If you’re gonna bypass – then do it all the way!
The artificial intelligence, machine learning and deep learning (AI/ML/DL) domain is undergoing a profound transformation. A transformation that may not be evident at first glance, but like the iceberg, what’s beneath the surface requires that IT leaders chart a careful course.
There is a rapidly growing trend to develop modern data center architecture on a foundation that has been carefully built to use the CPU, GPU and DPU, where the CPU is responsible for heterogeneous compute tasks, the GPU for massive vector calculations, and the DPU for the data flow control. While DPUs are only starting to emerge, GPUs became an important part of modern data centers and are responsible for the surge of machine learning applications in recent years.
Since GPUs are able to process huge amounts of data, big data storage architectures need an efficient pipeline of data to GPU memory. Preloading the data to GPU memory only partially solves the problem. Passing the data through the CPU memory subsystem creates bottlenecks and inefficiencies that can lead to the underutilization of GPUs. Designs that provide an efficient and performant way to get data to GPU memory from storage enable optimal results. This understanding led NVIDIA to create the Magnum IO GPUDirect Storage initiative.

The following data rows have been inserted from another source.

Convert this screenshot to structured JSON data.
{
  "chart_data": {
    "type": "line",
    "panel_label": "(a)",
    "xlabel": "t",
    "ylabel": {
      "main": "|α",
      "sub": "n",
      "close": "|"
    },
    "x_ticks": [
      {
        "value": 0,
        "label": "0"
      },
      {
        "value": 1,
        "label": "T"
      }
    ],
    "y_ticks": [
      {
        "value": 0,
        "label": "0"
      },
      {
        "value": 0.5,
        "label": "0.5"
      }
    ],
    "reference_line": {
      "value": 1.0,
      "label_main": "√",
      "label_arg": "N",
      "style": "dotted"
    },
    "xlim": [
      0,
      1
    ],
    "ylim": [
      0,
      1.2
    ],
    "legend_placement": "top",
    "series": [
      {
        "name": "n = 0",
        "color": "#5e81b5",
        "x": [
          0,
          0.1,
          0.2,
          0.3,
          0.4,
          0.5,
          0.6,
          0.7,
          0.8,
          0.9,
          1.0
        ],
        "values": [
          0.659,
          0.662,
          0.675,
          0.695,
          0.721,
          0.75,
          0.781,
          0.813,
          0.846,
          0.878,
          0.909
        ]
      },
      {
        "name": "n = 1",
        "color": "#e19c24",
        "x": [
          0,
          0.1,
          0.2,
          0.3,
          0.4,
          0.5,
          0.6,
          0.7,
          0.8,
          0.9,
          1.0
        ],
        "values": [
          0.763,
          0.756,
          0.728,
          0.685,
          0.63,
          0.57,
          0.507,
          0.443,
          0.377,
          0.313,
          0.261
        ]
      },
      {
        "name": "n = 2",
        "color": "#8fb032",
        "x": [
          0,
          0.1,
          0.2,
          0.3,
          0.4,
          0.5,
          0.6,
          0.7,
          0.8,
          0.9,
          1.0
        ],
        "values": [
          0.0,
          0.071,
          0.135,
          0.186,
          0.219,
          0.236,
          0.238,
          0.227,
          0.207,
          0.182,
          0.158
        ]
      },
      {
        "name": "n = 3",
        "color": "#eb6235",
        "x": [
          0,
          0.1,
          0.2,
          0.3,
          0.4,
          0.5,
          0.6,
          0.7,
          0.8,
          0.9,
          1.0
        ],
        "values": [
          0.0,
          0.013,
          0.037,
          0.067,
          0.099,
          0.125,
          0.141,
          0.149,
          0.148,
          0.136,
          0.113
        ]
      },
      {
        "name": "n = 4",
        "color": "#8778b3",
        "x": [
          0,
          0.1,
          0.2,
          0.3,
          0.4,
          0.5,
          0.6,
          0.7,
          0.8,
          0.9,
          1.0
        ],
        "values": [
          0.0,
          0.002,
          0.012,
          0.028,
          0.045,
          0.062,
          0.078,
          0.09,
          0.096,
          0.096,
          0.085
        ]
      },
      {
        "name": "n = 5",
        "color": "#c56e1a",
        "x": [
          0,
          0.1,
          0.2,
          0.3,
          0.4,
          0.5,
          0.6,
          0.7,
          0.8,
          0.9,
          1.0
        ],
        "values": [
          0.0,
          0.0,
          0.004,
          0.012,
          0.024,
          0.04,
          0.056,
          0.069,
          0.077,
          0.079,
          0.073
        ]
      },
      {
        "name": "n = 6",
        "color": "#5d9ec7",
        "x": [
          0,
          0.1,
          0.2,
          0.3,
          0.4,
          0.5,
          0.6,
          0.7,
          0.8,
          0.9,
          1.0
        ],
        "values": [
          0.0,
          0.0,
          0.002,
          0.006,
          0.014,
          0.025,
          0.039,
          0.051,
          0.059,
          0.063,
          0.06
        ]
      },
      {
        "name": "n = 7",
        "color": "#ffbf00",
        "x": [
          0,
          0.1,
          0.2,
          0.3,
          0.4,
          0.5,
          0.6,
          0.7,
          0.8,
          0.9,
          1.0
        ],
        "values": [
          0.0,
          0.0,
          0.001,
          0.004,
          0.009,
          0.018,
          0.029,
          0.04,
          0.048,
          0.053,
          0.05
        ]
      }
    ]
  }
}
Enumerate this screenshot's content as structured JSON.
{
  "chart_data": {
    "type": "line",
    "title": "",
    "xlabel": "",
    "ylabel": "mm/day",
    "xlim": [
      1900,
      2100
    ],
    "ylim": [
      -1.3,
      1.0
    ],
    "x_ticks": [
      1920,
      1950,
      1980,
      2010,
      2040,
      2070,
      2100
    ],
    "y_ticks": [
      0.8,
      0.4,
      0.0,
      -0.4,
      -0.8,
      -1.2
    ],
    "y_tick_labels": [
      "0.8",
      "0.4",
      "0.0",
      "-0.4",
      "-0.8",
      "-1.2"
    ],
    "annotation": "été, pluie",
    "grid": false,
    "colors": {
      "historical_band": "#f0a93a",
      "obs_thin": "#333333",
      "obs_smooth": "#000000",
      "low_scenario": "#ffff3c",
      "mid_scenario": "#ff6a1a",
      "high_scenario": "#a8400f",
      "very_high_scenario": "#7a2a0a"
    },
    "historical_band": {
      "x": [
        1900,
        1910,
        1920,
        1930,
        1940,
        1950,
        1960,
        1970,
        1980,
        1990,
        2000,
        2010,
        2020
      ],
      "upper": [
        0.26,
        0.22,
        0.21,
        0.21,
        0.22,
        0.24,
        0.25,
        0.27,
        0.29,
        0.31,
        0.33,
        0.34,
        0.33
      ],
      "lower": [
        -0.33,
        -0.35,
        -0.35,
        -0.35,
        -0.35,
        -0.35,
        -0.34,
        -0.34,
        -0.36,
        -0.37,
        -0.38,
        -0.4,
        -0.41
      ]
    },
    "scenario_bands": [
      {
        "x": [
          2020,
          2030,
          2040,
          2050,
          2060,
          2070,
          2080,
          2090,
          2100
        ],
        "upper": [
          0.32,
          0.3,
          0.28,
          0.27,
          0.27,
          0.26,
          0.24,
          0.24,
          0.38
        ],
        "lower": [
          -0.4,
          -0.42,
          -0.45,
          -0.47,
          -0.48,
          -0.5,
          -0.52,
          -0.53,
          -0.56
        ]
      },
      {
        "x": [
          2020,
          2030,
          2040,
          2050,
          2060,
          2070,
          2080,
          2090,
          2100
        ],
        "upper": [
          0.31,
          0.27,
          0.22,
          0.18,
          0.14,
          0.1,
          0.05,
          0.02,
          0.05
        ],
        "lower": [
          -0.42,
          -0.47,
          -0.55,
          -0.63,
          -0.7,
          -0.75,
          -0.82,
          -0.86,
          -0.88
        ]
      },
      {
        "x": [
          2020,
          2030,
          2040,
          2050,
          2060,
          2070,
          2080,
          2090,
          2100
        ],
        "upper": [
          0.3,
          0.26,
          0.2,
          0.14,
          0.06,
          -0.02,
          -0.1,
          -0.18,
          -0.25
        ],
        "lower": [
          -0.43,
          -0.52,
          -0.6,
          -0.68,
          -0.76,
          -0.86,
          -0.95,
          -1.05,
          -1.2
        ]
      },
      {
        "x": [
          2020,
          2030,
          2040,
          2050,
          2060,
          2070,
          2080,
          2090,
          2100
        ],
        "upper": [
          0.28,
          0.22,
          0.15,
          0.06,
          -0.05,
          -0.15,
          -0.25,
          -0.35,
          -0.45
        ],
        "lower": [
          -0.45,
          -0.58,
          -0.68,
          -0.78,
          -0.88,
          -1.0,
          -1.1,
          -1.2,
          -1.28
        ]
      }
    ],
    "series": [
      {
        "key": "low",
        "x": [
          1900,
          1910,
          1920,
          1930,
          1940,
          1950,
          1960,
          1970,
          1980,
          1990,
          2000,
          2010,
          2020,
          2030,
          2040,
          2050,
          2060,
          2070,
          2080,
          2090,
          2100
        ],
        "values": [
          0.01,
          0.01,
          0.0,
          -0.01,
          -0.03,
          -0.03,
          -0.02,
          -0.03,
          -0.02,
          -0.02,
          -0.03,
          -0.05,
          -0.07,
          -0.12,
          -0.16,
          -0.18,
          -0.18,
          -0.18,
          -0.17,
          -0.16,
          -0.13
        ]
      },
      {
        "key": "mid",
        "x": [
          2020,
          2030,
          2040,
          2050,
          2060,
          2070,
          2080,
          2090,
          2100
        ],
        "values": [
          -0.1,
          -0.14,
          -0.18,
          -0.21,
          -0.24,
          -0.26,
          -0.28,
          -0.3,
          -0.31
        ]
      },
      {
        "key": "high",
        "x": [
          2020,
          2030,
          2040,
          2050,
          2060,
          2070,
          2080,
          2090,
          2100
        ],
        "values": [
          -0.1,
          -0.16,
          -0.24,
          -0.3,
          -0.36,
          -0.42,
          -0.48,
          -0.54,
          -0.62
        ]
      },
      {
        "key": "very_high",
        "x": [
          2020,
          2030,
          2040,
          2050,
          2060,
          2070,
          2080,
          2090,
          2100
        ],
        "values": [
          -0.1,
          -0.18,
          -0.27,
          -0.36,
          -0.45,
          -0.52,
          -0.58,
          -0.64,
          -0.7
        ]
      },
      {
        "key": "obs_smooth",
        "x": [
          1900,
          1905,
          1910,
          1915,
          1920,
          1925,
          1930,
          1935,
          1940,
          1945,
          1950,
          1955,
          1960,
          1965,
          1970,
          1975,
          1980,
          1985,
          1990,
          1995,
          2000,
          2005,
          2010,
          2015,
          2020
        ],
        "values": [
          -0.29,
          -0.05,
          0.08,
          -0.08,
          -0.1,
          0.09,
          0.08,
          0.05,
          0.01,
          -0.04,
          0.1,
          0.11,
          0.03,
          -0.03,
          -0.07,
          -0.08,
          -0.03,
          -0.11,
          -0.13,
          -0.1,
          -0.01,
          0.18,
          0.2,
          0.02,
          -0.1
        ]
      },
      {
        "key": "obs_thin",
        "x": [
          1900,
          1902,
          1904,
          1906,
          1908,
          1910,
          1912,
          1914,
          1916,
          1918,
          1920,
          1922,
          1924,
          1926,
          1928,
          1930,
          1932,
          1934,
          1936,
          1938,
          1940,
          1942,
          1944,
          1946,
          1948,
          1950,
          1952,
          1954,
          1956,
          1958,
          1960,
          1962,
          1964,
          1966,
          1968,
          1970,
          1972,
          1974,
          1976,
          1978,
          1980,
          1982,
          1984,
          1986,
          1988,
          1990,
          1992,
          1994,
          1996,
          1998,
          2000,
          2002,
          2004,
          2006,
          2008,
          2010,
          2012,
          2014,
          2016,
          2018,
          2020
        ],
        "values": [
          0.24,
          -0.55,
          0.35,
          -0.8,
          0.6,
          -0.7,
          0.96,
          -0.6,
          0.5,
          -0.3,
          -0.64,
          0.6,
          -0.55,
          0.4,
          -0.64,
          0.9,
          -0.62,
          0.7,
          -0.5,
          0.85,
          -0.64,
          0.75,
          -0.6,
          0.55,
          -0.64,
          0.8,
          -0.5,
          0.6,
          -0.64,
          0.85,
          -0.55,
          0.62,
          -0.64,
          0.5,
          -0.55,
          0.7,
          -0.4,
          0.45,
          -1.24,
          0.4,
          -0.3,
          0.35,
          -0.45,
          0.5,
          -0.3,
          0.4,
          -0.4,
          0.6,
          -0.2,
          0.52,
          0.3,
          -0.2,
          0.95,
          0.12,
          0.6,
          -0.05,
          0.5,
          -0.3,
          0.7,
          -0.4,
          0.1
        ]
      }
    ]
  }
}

The much-heralded debut of NVIDIA GPUDirect Storage is a major milestone. We salute our colleagues for this elegantly simple approach to addressing bottlenecks that have forced AI/ML/DL and other IO-intensive workloads to require far costlier and less scalable storage.
Excelero’s view is that solving the GPU server side of the problem is only a partial solution. It dramatically reduces bandwidth as a workload chokepoint, mostly for large IO sizes. However, the latency challenge to storage performance remains. This is due to the fact that with traditional storage solutions the IO to GPUs path requires a lot of CPU cycles along the way meaning that:
a) Latency-critical workloads – e.g., small-to-medium image files or video fragments – are still delayed and do not allow full GPU utilization
b) Number of CPU cores serving storage need to scale with GPU capabilities, leading to an overall higher cost of the solution
Excelero’s approach with its patented Remote Direct Drive Access (RDDA) functionality within our NVMesh software-defined storage solution is to bypass the CPU on the storage server, providing a direct path between the application and remote NVMe drives. In dozens of deployments with supremely demanding workloads, the approach has enabled dramatically reduced latency and high throughput for IO intensive workloads.
RDDA is similar to the NVMe-over-Fabrics protocol but with much lower latency and no CPU overhead. For example, in a write operation, the client sends the data, then the data lands in the host’s memory. At that point the RDMA NIC triggers an operation that tells the NVMe device to read data directly from memory and place it on the device.
Without RDDA, the NVMe device would send a notice to the CPU when this is completed – a task that consumes CPU cycles. Using RDDA, Excelero’s NVMesh reroutes the completion notice to the NIC, which will send the response all the way back to the client in one round-trip operation. This is the magic of RDDA, which enables extremely low latency. An entire round-trip operation adds about five microseconds of overhead over whatever the response time is of an NVMe device. This means if the system performs the write in 100 microseconds locally, an application writing through an NVMesh volume would require 105 microsecond response time.
When Magnum IO GPUDirect Storage and Excelero’s RDDA are combined, they provide a direct GPU-to-drive path for the most latency-sensitive applications. Like the iceberg, GPUDirect Storage is what you see above waters – yet the infrastructure beneath it is what often makes the difference to AI/ML/DL and other latency-sensitive workloads. Together with RDDA, the combination allows the data to flow efficiently from the NVMe drives, across the data center through fast RDMA networking, and out to GPUs – leaving CPUs to handle application stacks and configuration of the data path. The combination of Magnum IO GPUDirect Storage and Excelero’s RDDA also makes sizing of the solution easier, since one can separate CPU, GPU and storage sizing making under-utilization or over-compensation less likely.
Data center architects who harness the combination of CPU and GPU with an eye to assuring low-latency and high throughput with the most efficient modern infrastructure can gain an important competitive edge in infrastructure performance and cost-effectiveness. Innovators like Excelero are helping them to chart a new course around challenges seen and unseen in these innovative times.